[rabbitmq-discuss] millions of unack'd messages in a day -- disk store instead of ram?

Matthew Sackman matthew at lshift.net
Thu Apr 30 16:29:30 BST 2009


On Thu, Apr 30, 2009 at 11:11:08AM -0400, Brian Whitman wrote:
> I was able to hammer rabbit with far more messages than I've ever been able
> to store. Once it crossed into swap amazingly write speed only suffered
> slightly (probably because the old messages were swapped out, not the new
> ones), but get speed did suffer. The important part is that the server
> stayed up, even after using 20GB of virtual RAM (millions of large messages)

Yes, this is broadly inline with my blog post at 
http://www.lshift.net/blog/2009/04/02/cranial-surgery-giving-rabbit-more-memory

But the behaviour you're seeing is not typical for a more general purpose
use case. When you're just hammering in messages, the OS can make
reasonably sensible decisions about which pages to evict and in general
all you're asking of the OS is "get me a new empty page which I can fill".

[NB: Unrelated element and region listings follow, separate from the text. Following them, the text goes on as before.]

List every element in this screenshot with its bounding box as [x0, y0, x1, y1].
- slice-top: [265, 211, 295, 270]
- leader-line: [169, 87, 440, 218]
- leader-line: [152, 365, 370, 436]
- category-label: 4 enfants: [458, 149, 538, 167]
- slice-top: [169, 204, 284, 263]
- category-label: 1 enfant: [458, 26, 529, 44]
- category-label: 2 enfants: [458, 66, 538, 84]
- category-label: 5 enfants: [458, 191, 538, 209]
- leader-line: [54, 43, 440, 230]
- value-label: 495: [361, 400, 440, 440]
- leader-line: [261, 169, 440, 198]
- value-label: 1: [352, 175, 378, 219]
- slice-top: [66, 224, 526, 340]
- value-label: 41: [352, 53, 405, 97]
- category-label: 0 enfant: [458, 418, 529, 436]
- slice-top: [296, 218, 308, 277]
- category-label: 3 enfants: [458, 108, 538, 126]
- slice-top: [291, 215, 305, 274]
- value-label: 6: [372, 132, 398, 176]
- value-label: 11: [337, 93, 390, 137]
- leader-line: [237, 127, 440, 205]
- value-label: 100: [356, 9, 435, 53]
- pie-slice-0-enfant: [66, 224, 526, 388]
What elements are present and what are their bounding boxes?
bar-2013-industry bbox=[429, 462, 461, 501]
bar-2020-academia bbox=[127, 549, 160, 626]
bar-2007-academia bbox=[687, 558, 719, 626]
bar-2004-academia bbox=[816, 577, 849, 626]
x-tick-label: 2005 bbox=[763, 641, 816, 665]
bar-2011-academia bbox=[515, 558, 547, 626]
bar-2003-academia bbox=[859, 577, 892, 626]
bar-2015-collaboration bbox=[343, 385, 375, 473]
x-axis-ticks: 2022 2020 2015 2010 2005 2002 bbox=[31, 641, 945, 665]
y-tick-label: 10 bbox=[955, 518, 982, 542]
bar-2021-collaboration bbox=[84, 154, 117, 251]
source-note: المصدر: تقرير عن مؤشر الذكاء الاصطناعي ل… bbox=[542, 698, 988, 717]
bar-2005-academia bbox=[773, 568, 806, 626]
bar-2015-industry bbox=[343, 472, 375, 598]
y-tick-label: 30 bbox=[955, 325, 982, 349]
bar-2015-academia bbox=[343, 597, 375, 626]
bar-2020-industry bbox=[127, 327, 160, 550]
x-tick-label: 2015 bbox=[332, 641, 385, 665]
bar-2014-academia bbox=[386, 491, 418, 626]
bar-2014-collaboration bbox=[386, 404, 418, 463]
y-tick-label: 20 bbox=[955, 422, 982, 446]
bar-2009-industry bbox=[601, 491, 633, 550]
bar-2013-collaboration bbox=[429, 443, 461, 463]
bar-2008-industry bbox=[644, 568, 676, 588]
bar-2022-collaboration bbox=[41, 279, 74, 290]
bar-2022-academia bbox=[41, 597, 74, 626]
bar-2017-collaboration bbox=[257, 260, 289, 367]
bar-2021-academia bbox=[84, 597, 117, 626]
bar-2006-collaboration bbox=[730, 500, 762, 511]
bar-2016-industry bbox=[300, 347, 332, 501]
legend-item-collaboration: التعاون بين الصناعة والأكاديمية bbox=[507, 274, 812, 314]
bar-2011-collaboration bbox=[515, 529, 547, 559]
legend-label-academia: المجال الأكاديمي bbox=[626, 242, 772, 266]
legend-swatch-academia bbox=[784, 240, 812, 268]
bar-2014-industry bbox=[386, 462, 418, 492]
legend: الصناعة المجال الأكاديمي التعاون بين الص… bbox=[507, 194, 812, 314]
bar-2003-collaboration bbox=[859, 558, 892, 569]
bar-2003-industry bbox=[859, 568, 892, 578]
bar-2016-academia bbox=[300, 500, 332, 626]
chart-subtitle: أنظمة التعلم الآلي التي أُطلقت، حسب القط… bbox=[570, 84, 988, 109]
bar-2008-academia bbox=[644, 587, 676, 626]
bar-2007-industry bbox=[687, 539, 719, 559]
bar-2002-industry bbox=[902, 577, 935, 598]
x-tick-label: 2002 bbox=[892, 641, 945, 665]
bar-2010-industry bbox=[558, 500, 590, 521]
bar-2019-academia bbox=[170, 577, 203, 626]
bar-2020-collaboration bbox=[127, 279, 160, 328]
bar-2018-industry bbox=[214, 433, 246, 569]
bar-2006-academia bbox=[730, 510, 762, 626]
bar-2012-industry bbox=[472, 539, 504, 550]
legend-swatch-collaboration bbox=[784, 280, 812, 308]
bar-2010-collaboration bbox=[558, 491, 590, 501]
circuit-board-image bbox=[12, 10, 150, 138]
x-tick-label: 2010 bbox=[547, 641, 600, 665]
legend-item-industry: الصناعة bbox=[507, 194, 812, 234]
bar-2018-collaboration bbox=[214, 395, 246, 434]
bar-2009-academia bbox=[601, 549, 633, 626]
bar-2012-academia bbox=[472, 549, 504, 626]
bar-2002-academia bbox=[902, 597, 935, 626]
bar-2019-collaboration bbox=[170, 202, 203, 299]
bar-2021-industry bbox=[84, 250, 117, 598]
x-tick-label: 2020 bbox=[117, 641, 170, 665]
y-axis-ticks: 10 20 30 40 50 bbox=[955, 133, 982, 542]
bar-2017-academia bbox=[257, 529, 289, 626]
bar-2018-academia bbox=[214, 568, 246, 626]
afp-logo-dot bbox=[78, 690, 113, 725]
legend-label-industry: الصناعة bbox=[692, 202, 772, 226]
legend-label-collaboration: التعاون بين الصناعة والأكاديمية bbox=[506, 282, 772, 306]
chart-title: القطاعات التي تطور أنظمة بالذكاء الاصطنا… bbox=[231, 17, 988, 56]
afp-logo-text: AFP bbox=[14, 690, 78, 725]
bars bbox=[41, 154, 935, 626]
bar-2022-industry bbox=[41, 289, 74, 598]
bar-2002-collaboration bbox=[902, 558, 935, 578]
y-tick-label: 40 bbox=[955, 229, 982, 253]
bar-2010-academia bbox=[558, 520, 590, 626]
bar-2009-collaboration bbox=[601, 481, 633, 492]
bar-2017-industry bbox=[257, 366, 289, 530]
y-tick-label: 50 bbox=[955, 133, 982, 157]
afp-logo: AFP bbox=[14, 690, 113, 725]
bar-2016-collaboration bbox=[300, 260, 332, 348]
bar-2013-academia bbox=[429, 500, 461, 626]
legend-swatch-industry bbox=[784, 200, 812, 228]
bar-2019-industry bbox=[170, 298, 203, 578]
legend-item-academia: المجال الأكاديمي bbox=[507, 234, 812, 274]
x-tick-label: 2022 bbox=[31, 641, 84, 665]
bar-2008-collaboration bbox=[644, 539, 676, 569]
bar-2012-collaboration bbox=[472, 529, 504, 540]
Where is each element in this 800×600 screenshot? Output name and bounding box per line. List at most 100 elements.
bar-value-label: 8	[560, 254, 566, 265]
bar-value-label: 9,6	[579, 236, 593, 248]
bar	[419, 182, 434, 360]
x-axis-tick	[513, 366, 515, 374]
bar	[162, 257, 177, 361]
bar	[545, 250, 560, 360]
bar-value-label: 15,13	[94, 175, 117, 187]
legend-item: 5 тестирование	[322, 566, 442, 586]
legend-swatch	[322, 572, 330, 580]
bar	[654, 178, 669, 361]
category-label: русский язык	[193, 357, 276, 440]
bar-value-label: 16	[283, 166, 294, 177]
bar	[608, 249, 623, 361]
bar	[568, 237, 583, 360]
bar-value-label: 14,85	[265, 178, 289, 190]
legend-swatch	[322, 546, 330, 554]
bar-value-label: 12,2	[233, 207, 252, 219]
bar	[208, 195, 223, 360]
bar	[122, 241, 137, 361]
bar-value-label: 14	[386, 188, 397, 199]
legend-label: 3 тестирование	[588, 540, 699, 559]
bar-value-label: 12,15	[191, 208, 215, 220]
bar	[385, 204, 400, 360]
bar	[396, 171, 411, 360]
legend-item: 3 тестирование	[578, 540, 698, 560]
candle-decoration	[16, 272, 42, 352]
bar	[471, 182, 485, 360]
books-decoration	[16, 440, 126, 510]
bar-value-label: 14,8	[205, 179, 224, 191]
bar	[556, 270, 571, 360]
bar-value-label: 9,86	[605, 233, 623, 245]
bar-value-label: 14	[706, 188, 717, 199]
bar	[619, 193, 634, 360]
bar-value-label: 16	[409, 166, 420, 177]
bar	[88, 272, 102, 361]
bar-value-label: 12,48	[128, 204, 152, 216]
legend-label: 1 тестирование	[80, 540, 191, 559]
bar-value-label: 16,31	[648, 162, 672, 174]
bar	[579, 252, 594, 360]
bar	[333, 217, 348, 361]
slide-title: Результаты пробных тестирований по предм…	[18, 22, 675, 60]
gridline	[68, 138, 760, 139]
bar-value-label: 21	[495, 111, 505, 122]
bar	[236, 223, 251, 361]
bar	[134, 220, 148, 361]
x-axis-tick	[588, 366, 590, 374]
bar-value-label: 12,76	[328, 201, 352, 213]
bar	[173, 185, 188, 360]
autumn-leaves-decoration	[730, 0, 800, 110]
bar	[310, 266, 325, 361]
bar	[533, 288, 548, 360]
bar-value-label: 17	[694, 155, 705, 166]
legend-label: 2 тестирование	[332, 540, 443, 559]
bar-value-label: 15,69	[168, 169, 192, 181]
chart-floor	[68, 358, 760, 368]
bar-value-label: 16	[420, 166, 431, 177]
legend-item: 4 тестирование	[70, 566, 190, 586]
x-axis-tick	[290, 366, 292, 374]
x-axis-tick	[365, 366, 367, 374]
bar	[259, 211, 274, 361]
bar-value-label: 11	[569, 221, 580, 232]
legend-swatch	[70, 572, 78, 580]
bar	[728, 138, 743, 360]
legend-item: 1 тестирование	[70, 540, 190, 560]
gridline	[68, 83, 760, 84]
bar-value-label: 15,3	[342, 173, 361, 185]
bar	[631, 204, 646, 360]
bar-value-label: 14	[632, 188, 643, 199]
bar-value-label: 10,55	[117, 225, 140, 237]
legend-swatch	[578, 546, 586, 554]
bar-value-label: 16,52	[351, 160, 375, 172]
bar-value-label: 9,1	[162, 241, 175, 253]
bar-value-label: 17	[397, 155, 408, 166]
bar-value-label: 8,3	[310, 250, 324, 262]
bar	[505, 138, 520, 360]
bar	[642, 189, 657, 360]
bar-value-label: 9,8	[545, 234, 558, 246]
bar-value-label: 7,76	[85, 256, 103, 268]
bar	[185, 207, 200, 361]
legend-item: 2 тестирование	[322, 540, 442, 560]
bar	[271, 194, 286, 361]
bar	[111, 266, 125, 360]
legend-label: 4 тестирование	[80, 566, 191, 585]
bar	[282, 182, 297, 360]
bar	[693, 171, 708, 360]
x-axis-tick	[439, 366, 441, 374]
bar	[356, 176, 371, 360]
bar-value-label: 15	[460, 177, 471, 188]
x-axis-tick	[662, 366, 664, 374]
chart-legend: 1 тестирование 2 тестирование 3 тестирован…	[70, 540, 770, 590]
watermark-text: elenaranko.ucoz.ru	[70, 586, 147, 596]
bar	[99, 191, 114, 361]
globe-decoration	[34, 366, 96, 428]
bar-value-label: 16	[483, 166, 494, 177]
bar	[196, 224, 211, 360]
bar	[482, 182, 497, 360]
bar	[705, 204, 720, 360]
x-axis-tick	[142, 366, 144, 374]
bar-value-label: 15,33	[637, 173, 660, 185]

In the get case however, life is much harder. It's really quite likely
that the next page you're going to want back in as also the next page the
OS is going to choose to evict, so in the case where you're doing
1-in-1-out you could well find performance suffers catastrophically. Even
if you're just doing plain gets, until the GC runs (which on its own could
cause a lot of swap thrashing) and frees up pages, you're now asking a
more complex question of the OS - namely "choose a page to evict and in
its place get me this page which contains the messages I need to deliver".
This will typically thus be a write and a read.

Also, as I've recently commented on that blog post, we don't really have
enough details about how the Erlang VM is choosing to organise data and so
it may not be as efficient as we would like.

However, it is obviously a "good thing" that you have managed to get this
to work. Beware though that the broker you are using could have internal
messages timeout on it - this was fixed in bug 20546 which is in our
"default" development branch, not the stable "v1_5" branch. As such, you
may see messages coming out of the broker which indicate strange timeouts
occurred. Thus, if you're wishing to be able to use RabbitMQ in this way,
we would recommend you use the head of the "default" branch.

Also, you need the memory alarms turned off otherwise flow control will
kick in when you start to run out of memory.